Le nombre sans cesse croissant de visiteurs de la synagogue de la Ghriba, à Djerba, dément, à chaque fois, les funestes augures des devins.
Par Hamma Hanachi
Le pèlerinage de la Ghriba version 2017 a tenu ses promesses, René Trabelsi, voyagiste et promoteur de la «ziara», salue «un afflux massif, une organisation parfaite et une remarquable efficacité des services sécuritaires», propos confortés par plusieurs visiteurs étrangers rencontrés.
Une manifestation à haute valeur symbolique
Djerba fortement sécurisé pour la circonstance a brillé de ses feux et de son éclat, les actions se bousculaient : découvertes de l’île, rencontres culturelles et cultuelles savamment dirigées.
Pour répercuter les effets de cette manifestation à haute valeur religieuse et symbolique et tant attendue par les habitants, le ministère du Tourisme et de l’Artisanat a invité plus d’une centaine de journalistes de différents pays pour la couvrir.
Le rabbin Cohen, israélien, originaire de Medenine.
Durant ce pèlerinage (du 9 au 14 mai), la communauté juive de Djerba a plus que doublé, les pèlerins de la Ghriba enrichissant la population locale estimée à 1.500 citoyens.
A peine arrivée de Paris où elle assistait au siège de l’Unesco à la commémoration du 20e anniversaire de l’inscription du site de Dougga parmi les monuments classés sur la liste du patrimoine mondial de l’humanité, Selma Elloum Rekik, ministre du Tourisme et de l’Artisanat, a tenu, avec Mohamed Zinelabidine, ministre des Affaires culturelles, une conférence de presse conjointe avec les journalistes invités.
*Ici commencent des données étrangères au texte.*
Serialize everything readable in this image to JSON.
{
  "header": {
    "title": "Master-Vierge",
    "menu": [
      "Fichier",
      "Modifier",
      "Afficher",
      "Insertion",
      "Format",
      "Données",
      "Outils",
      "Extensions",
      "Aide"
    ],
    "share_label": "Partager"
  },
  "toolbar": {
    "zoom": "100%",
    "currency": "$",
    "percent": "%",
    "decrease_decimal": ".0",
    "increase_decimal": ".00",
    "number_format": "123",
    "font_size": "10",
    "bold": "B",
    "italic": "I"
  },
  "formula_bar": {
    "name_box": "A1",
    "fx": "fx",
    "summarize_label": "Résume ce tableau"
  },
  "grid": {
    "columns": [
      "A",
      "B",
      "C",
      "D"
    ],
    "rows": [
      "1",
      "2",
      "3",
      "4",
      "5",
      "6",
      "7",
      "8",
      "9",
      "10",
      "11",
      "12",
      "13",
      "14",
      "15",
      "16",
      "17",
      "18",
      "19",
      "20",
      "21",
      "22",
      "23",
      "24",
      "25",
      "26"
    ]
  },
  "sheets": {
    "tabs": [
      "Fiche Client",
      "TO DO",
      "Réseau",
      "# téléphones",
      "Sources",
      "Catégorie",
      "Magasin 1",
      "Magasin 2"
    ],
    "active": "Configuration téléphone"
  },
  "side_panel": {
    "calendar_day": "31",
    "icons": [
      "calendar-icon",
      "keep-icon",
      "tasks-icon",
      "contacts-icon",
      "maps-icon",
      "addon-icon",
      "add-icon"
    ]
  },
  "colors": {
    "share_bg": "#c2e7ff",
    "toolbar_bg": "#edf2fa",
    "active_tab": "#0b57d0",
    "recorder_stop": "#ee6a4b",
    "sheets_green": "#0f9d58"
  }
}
Elle a égrené les atouts de la destination, les incontournables richesses de l’île, la nouvelle politique de mise en valeur des sites archéologiques, le tourisme culturel, les chiffres et les recettes du secteur, les attentes et… un ardent appel à revisiter notre pays.
Des prières et des voeux.
Contre les mauvais augures
Les questions ne manquaient pas, l’un évoque les émeutes de Tataouine, l’autre s’enquiert de la sécurité des touristes, un troisième demande les perspectives de la nouvelle saison, etc..
Mme Elloumi Rekik est rassurante : «Les émeutes et les revendications témoignent de la pratique réelle de la démocratie». Quant à la sécurité, elle répond désormais aux normes internationales. «Les clignotants sont au vert. Nous nous attendons à une augmentation de plus de 30% de visiteurs par rapport à la saison écoulée».
Suite à l’appel du Premier ministre israélien d’éviter la Ghriba à cause des hauts risques d’attentat contre les juifs, comment la communauté a-t elle réagi? La question est remise plus tard sur le tapis. «Tous les ans, il y a un devin ou un haut responsable pour battre le rappel dans ce sens, notre réponse se vérifie par le nombre sans cesse croissant de visiteurs et les témoignages démentant à chaque fois les funestes augures», répondra René Trabelsi.
Les textes du Thora sur le portable.
Le lendemain les témoignages n’ont pas manqué lors des festivités dans la synagogue remplie où pèlerins et curieux se mêlaient dans une ambiance à la fois recueillie et festive.
Danses, chants et rythmes populaires
Des propos rassurants du chef du gouvernement, Youssef Chahed, venu tôt le matin sans bruits ni déclarations tonitruantes. Fin d’après-midi, beaucoup de ministres marquent leur présence, le mufti de la république Othman Battikh entame une discussion apparemment attentive avec le rabbin Haïm Bittan, des députés souhaitant la bienvenue aux pèlerins, des chefs de partis à la recherche d’une caméra pour être vus, des responsables en flagrant délit de flagornerie, des ambassadeurs surprotégés font le tour de la maison, des enfants en tenue de fête dansent au rythmes des chants populaires, l’animateur lance les enchères pour une menara miniature, il reçoit un foulard qu’il accroche et annonce le nom… musique.
La fête au fondouk.
Au coucher du soleil, les animateurs sortent le chariot bariolé de foulards noués pour exaucer les vœux, la menara trône au milieu, l’aboyeur annonce les enchères pour qui poussera le chariot en aller et retour jusqu’à la synagogue la plus proche, «une fois, deux fois… adjugé !»), des cris, des youyous suivirent, la foule se disperse, les commentaires vont bon train, alors que dans la grande cour intérieure quelques-uns s’attardent devant les étals de casse-croûte, de keftas ou de fricassés accompagnés de boukha ou de bières, l’animateur-aboyeur décline ses vœux semant par-dessus les têtes les bonbons et les fruits secs.
L’hymne national sonne la fin du brouhaha ambiant et du pèlerinage.